Situations vacant - The NHS
My husband often asks me why people to choose to work in the NHS, and more specifically a hospital? What is it about being a health care professional that appeals to so many people? I worked as a radiographer for just over eleven years. What made me stick it out so long?
The news is constantly full of tales of hospitals with no money, falling and failing services and staff shortages. Why do people, knowing this, still choose to undertake three years of study to become a health care professional?
The answer that we get when interviewing potential undergraduate students is always the same. They want to help people. They like the idea of making someone better. Some of them have very little idea about working for NHS. They may have spent a day in a department but that can not have given them a thorough insight into day to day life in a large hospital. These students can have no concept of the pressures that will be put upon them during the course of a career in dealing with the public. They cannot possibly comprehend the frustration of wanting to help someone but being unable to because there is no time or resources or most frequently it is not their job.
There are another group of students thought. Usually, but not exclusively, older than the typical undergraduate. These people have often chosen a health profession as a second career. They may have had experience of hospitals before, either as a patient themselves or as the carer of a patient. Frequently they have had experience of large organisations during their first career. Some even have a health care background, either in care or rehabilitation type institutions, or even in a large hospital. Students such as this are entering the profession with their eyes wide open. So why do they do it? What makes them want to start again in a workplace where morale is so publicly low?
As usual these students say they want to help people and to be able to make a difference in someone’s life, or at the end of someone’s life as in my profession. The common denominator with all the different types of student is a common wish to help and heal. They have consciously made a decision to ignore the press instigated media folk devil that is NHS employment, or at least work with it and indeed, within it.

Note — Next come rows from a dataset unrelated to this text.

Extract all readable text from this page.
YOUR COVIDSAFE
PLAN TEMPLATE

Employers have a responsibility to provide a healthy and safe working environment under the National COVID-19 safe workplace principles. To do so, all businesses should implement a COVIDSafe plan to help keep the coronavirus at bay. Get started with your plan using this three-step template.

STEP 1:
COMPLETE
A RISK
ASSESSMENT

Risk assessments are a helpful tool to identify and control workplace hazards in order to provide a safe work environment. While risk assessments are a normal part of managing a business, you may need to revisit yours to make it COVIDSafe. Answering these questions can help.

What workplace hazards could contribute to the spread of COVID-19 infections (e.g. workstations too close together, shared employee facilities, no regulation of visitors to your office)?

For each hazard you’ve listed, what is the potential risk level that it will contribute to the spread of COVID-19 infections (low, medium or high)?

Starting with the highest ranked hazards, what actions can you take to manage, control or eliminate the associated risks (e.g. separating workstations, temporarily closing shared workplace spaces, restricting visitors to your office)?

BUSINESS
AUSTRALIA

One question that begs to be asked is when do these mature, experienced adults become disillusioned with their working environment? Of course we would all like to think that they don’t. In an ideal world they would qualify and work in their chosen hospital until retirement. It would be nice to know that they have managed to continue to care for their patients with the compassion and passion that they had when they attended for that so important initial interview. In reality it is a very different story. Anecdotal evidence suggests many mature students stay with the NHS only a few years post qualification. Then they move on and out of the NHS. Some downshift and seek out an easier life, a life outside the NHS. Others have worked long enough in their previous career to retire with a good pension, well before normal retirement age.
Disillusionment with the job does not necessarily only begin once the health professional is qualified. When I speak to my second years, and especially the third years I am always amazed how cynical they are about the department they work in and the job they do. They are more than aware of the pressures that will be loaded upon them in just a year or so. Job cuts and losses, discontent with the new pay structure, soaring waiting lists and tightening targets from government, to name but a few. Already they have experience of departments with machinery standing idle because there is no staff to run them. They are already working extended days and are experiencing the exhaustion that comes from constantly being on your feet, running to try to keep to time. The frustrations and anger of the qualified staff rubs of on them easily because they are being relied on as staff members instead of supernumerary students. They are just as likely to get shouted at by patients or relatives when there is a breakdown or a list runs late.
Is it any wonder they become conditioned and disillusioned so quickly?